Table of Contents

  • 1  Importing pandas Library

  • 2  DataFrames and Series

  • 3  Reading a CSV File

  • 4  Saving to a CSV File

  • 5  Quick and Easy Summaries of a DataFrame

    • 5.1  Summary Statistics

  • 6  Working with DataFrame Columns

    • 6.1  Single Columns

    • 6.2  Multiple Columns

  • 7  Plots

  • 8  Unique Values & Counting

  • 9  Sorting

  • 10  Filtering

  • 11  Aggregation

  • 12  Setting the Index of a DataFrame

  • 13  Anatomy of a DataFrame

  • 14  Selection Methods

    • 14.1  1. Using only square brackets

    • 14.2  2. Positional indexing with iloc

    • 14.3  3. Label-based indexing with loc

Pandas Cheatsheet

Downloaded from https://github.com/jenfly/eoas-python by Jennifer Walker

Importing pandas Library

import pandas

In general, it’s good practice to collect all your import commands together and put them at the start of the notebook.

DataFrames and Series

Data in pandas is organized into DataFrames and Series.

  • DataFrame: 2-dimensional array, like a table in a spreadsheet

    • The rows are axis 0

    • The columns are axis 1

  • Series: 1-dimensional array, like a single column or row in a spreadsheet

    • Each individual column or row of a DataFrame is represented as a Series

Reading a CSV File

To read a CSV file and store it as a DataFrame variable:

df = pandas.read_csv('some_cool_data.csv')

Missing data in a DataFrame or Series is represented as NaN (“not a number”).

Saving to a CSV File

To save a DataFrame to a CSV file:

df.to_csv('cool_output.csv', index=False)
  • To include the DataFrame’s index as a column in the CSV file, omit the index=False keyword argument.

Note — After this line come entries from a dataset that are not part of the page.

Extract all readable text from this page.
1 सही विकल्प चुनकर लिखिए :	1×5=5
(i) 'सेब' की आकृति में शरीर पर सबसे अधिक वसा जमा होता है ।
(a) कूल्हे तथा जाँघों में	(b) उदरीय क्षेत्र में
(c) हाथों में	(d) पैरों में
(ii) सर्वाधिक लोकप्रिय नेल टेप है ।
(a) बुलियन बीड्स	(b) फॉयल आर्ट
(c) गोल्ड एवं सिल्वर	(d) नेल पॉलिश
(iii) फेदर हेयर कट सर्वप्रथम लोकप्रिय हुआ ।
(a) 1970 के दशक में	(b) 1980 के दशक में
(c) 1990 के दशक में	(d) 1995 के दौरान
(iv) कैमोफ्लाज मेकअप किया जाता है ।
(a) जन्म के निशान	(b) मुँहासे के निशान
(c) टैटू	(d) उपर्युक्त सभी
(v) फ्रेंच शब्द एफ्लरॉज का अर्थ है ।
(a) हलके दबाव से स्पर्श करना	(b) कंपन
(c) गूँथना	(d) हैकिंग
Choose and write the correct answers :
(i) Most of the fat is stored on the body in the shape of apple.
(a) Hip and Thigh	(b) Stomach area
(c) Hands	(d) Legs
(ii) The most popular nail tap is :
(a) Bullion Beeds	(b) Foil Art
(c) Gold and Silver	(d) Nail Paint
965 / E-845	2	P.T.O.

Quick and Easy Summaries of a DataFrame

feature

dataframe attribute/method

Useful Attributes

Number of rows and columns (rows first, columns second)

df.shape

Names and data types of each column

df.dtypes

Just the names of each column

df.columns

Rows at a Glance

First n rows (default 5)

df.head(n)

Last n rows (default 5)

df.tail(n)

A random sampling of n rows (default 1)

df.sample(n)

Summary Statistics

Full set of summary statistics (min, max, mean, standard deviation, etc.) for each numerical column of a DataFrame:

df.describe()

Mean value of each column:

df.mean()

And similarly for other summary statistics: df.min(), df.max(), df.median(), df.std()

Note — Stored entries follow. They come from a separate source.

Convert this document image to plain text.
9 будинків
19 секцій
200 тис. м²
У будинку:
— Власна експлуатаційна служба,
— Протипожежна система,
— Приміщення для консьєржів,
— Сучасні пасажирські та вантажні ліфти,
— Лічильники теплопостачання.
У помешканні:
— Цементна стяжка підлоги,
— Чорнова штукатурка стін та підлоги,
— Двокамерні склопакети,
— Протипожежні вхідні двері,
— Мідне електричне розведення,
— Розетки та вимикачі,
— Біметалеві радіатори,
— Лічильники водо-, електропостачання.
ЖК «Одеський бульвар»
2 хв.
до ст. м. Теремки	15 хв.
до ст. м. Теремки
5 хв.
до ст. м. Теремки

Working with DataFrame Columns

Single Columns

Each column of a DataFrame is a Series.

series_X = df['X']

Most DataFrame methods can be applied to a Series, for example:

df['X'].head()
df['X'].max()

Basic calculations with a Series and adding a new column to a DataFrame:

df['Double X'] = 2 * df['X']

Multiple Columns

Use a list of column names to select several columns of a DataFrame, in a specified order:

df_subset = df[['E', 'A', 'C']]

Plots

Create quick and easy plots of Series and DataFrames with the plot method, for example: - Line plot of one column of a DataFrame:

df['A'].plot()
  • Line plot of column 'B' vs. column 'A' of a DataFrame:

df.plot(x='A', y='B')
  • Histogram of one column of a DataFrame:

df['A'].plot(kind='hist', bins=30)
  • Plot all columns of a DataFrame, with each column as a line on the same plot:

df.plot()
  • Plot bar charts of each column of a DataFrame, with a separate subplot for each column:

df.plot(kind='bar', subplots=True)

Plots can be adjusted with keyword arguments such as figsize, fontsize, title, colormap. - To adjust the size of a graph, use the figsize keyword argument to the plot method, where figsize is a tuple of (width, height). For example to create 6” wide by 8” tall figure with subplots:

df.plot(kind='bar', subplots=True, figsize=(6, 8))

Unique Values & Counting

For a column df['A'] which contains many repeated values (such as categories), some useful summary methods are:

feature

method

Unique values

df['A'].unique()

Number of unique values

df['A'].nunique()

Counts of each unique value

df['A'].value_counts()

Note: The unique, nunique, and value_counts methods can only be applied to a Series (not a DataFrame)

Sorting

Sorting a DataFrame based on the values in the column 'B':

df.sort_values('B')

To sort in descending order, use the keyword argument ascending=False.

Sorting a Series:

series_a.sort_values()

Filtering

To select a subset of rows with a filter: - Create a filter (Boolean Series) using a comparison operator or other functions (such as the isnull method) - Use the filter to extract the desired rows from the DataFrame

Example: comparison operator

warm = weather_data['Temperature (C)'] > 25
weather_warm = weather_data[warm]

You can also use Boolean Series and DataFrames to count occurrences of specified criteria, for example: count the missing values in each column of a DataFrame with df.isnull().sum()

Aggregation

For basic aggregation operations, use the groupby method chained with an aggregation method (e.g., sum, mean, sum, max, etc.).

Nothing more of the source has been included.